Greta Garbo - in Retirement

In Retirement

In general, Garbo in retirement led a private life of simplicity and leisure. She made no public appearances and assiduously tried to avoid the publicity she loathed. As she had been during her Hollywood years, Garbo, with her innate need for solitude, was often reclusive. But contrary to myth, she always had many friends and acquaintances with whom she socialized, and later, traveled. Occasionally, she jet-setted with well-known and wealthy personalities, striving to guard her privacy as she had during her career. She has been forever linked to her famous line in Grand Hotel: "I want to be alone." But she later remarked, "I never said, 'I want to be alone.' I only said, 'I want to be let alone.' There is a world of difference".

Still, she often floundered about what to do and how to spend her time ("drifting" was the word she often used), always struggling with her many eccentricities, and her lifelong melancholy, or depression, and moodiness. As she approached her sixtieth birthday, she told a frequent walking companion, "In a few days, it will be the anniversary of the sorrow that never leaves me, that will never leave me for the rest of my life". To another friend she said in 1971, "I suppose I suffer from very deep depression". It is also arguable, says one biographer, that she was bipolar. "I am very happy one moment, the next there is nothing left for me", she said in 1933.

Beginning in the 1940s, She became something of an art collector. Many of the paintings she purchased were of negligible value, but she did buy paintings by Renoir, Rouault, Kandinski, Bonnard, and Jawlensky. Her art collection was worth millions when she died in 1990.

On 9 February 1951, she became a naturalized citizen of the United States. In 1953, she bought a seven-room apartment at 450 East 52nd Street in Manhattan, New York City, where she lived for the rest of her life.

In 1969, Italian motion picture director Luchino Visconti allegedly attempted to bring Garbo back to the screen with a small part, Maria Sophia, Queen of Naples, in his adaptation of Proust's Remembrance of Things Past. He exclaimed: "I am very pleased at the idea that this woman, with her severe and authoritarian presence, should figure in the decadent and rarefied climate of the world described by Proust". Claims that Garbo was interested in the part cannot be substantiated.

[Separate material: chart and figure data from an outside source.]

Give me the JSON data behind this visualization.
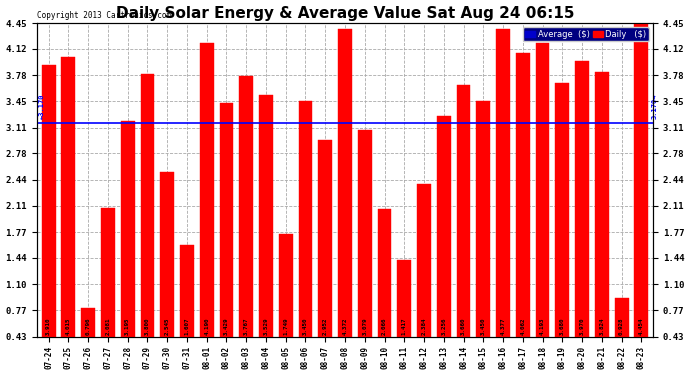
{
  "title": "Daily Solar Energy & Average Value Sat Aug 24 06:15",
  "copyright": "Copyright 2013 Cartronics.com",
  "categories": [
    "07-24",
    "07-25",
    "07-26",
    "07-27",
    "07-28",
    "07-29",
    "07-30",
    "07-31",
    "08-01",
    "08-02",
    "08-03",
    "08-04",
    "08-05",
    "08-06",
    "08-07",
    "08-08",
    "08-09",
    "08-10",
    "08-11",
    "08-12",
    "08-13",
    "08-14",
    "08-15",
    "08-16",
    "08-17",
    "08-18",
    "08-19",
    "08-20",
    "08-21",
    "08-22",
    "08-23"
  ],
  "values": [
    3.91,
    4.015,
    0.796,
    2.081,
    3.195,
    3.8,
    2.545,
    1.607,
    4.19,
    3.429,
    3.767,
    3.529,
    1.749,
    3.45,
    2.952,
    4.372,
    3.079,
    2.066,
    1.417,
    2.384,
    3.256,
    3.66,
    3.45,
    4.377,
    4.062,
    4.193,
    3.68,
    3.97,
    3.824,
    0.928,
    4.454
  ],
  "bar_color": "#ff0000",
  "average_value": 3.17,
  "average_color": "#0000ff",
  "y_ticks": [
    0.43,
    0.77,
    1.1,
    1.44,
    1.77,
    2.11,
    2.44,
    2.78,
    3.11,
    3.45,
    3.78,
    4.12,
    4.45
  ],
  "y_min": 0.43,
  "y_max": 4.45,
  "bg_color": "#ffffff",
  "plot_bg_color": "#ffffff",
  "title_fontsize": 11,
  "legend_avg_color": "#0000cc",
  "legend_daily_color": "#ff0000"
}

Although she became increasingly withdrawn in her final years, she had become close over time to her house-keeper and cook of thirty-one years, Claire Koger. “We were very close—like sisters", Koger said.

Throughout her life, Garbo was known for taking long, daily walks with companions or by herself. In retirement, she walked the streets of New York City dressed casually and wearing large sunglasses. "Garbo-watching" became a sport for photographers, the media, admirers, and curious New Yorkers, but she maintained her elusive mystique to the end.